- Peerapur
- Country: India
- State: Bihar
- District: Vaishali
- Anchal: Jandaha
- Vidhan Sabha constituency: Mahnar Vidhan Sabha

Government
- • Type: Gram Panchayat
- • Body: Panchayati raj

Population (2011)
- • Total: 5,539
- Demonym: Maithil

Language
- • Official: Hindi
- • Additional official: Maithili
- Time zone: UTC+5:30 (IST)
- Pincode: 844505

= Peerapur =

Village in Bihar, India

Peerapur or Pirapur is a village in the Jandaha block of Vaishali district in the state of Bihar, India. It is in Tirhut division. It is located more than 31 km from the nearest city of Hajipur and 44 km from the capital Patna.
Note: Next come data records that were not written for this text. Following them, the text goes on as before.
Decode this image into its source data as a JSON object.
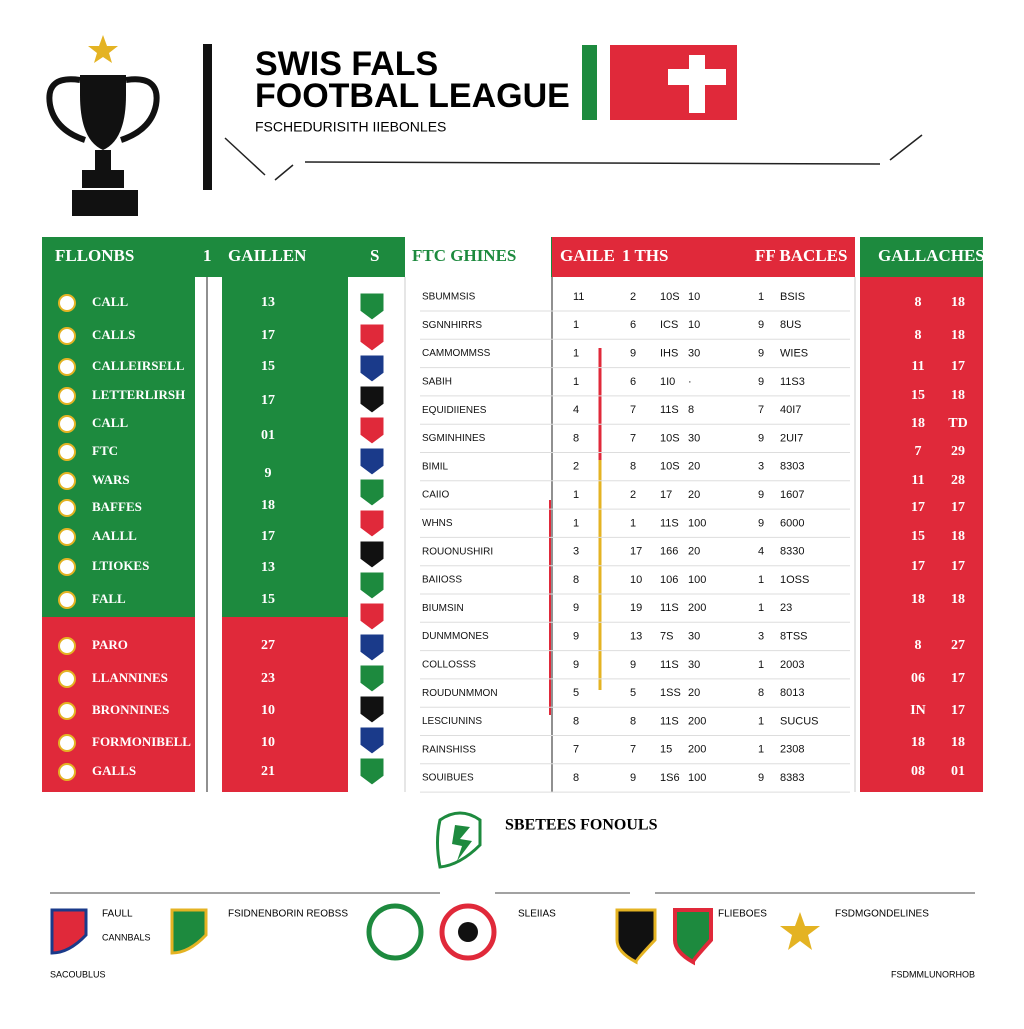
{
  "header": {
    "title_line1": "SWIS FALS",
    "title_line2": "FOOTBAL LEAGUE",
    "subtitle": "FSCHEDURISITH IIEBONLES"
  },
  "table": {
    "headers": [
      "FLLONBS",
      "1",
      "GAILLEN",
      "S",
      "FTC GHINES",
      "GAILE",
      "1 THS",
      "FF BACLES",
      "GALLACHES"
    ],
    "team_names": [
      "CALL",
      "CALLS",
      "CALLEIRSELL",
      "LETTERLIRSH",
      "CALL",
      "FTC",
      "WARS",
      "BAFFES",
      "AALLL",
      "LTIOKES",
      "FALL",
      "PARO",
      "LLANNINES",
      "BRONNINES",
      "FORMONIBELL",
      "GALLS"
    ],
    "team_numbers": [
      "13",
      "17",
      "15",
      "17",
      "01",
      "9",
      "18",
      "17",
      "13",
      "15",
      "27",
      "23",
      "10",
      "10",
      "21"
    ],
    "rows": [
      [
        "SBUMMSIS",
        "11",
        "2",
        "10S",
        "10",
        "1",
        "BSIS"
      ],
      [
        "SGNNHIRRS",
        "1",
        "6",
        "ICS",
        "10",
        "9",
        "8US"
      ],
      [
        "CAMMOMMSS",
        "1",
        "9",
        "IHS",
        "30",
        "9",
        "WIES"
      ],
      [
        "SABIH",
        "1",
        "6",
        "1I0",
        "·",
        "9",
        "11S3"
      ],
      [
        "EQUIDIIENES",
        "4",
        "7",
        "11S",
        "8",
        "7",
        "40I7"
      ],
      [
        "SGMINHINES",
        "8",
        "7",
        "10S",
        "30",
        "9",
        "2UI7"
      ],
      [
        "BIMIL",
        "2",
        "8",
        "10S",
        "20",
        "3",
        "8303"
      ],
      [
        "CAIIO",
        "1",
        "2",
        "17",
        "20",
        "9",
        "1607"
      ],
      [
        "WHNS",
        "1",
        "1",
        "11S",
        "100",
        "9",
        "6000"
      ],
      [
        "ROUONUSHIRI",
        "3",
        "17",
        "166",
        "20",
        "4",
        "8330"
      ],
      [
        "BAIIOSS",
        "8",
        "10",
        "106",
        "100",
        "1",
        "1OSS"
      ],
      [
        "BIUMSIN",
        "9",
        "19",
        "11S",
        "200",
        "1",
        "23"
      ],
      [
        "DUNMMONES",
        "9",
        "13",
        "7S",
        "30",
        "3",
        "8TSS"
      ],
      [
        "COLLOSSS",
        "9",
        "9",
        "11S",
        "30",
        "1",
        "2003"
      ],
      [
        "ROUDUNMMON",
        "5",
        "5",
        "1SS",
        "20",
        "8",
        "8013"
      ],
      [
        "LESCIUNINS",
        "8",
        "8",
        "11S",
        "200",
        "1",
        "SUCUS"
      ],
      [
        "RAINSHISS",
        "7",
        "7",
        "15",
        "200",
        "1",
        "2308"
      ],
      [
        "SOUIBUES",
        "8",
        "9",
        "1S6",
        "100",
        "9",
        "8383"
      ]
    ],
    "right_rows": [
      [
        "8",
        "18"
      ],
      [
        "8",
        "18"
      ],
      [
        "11",
        "17"
      ],
      [
        "15",
        "18"
      ],
      [
        "18",
        "TD"
      ],
      [
        "7",
        "29"
      ],
      [
        "11",
        "28"
      ],
      [
        "17",
        "17"
      ],
      [
        "15",
        "18"
      ],
      [
        "17",
        "17"
      ],
      [
        "18",
        "18"
      ],
      [
        "8",
        "27"
      ],
      [
        "06",
        "17"
      ],
      [
        "IN",
        "17"
      ],
      [
        "18",
        "18"
      ],
      [
        "08",
        "01"
      ]
    ]
  },
  "footer": {
    "title": "SBETEES FONOULS",
    "items": [
      "FAULL",
      "CANNBALS",
      "FSIDNENBORIN REOBSS",
      "SLEIIAS",
      "FLIEBOES",
      "FSDMGONDELINES"
    ],
    "left_note": "SACOUBLUS",
    "right_note": "FSDMMLUNORHOB"
  }
}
The local language is Maithili.

== Demographics ==
As per the 2011 census, Peerapur has a total population of 5,539 people, with 1,095 households. This village has higher literacy rate compared to Bihar. In 2011, literacy rate of Peerapur village was 73.96% compared to 61.80% of Bihar. In the village Male literacy stands at 80.14% while female literacy rate was 67.19%.

== Administration ==
Peerapur is a Gram panchayat. in the administrative region of Jandaha Block.

== Geography ==
The village of Peerapur is located between the Barela Bird Sanctuary and Arnia village. The Barela Bird Sanctuary is located in the north direction and similarly the Arnia village is located in the south direction from the village of Peerapur.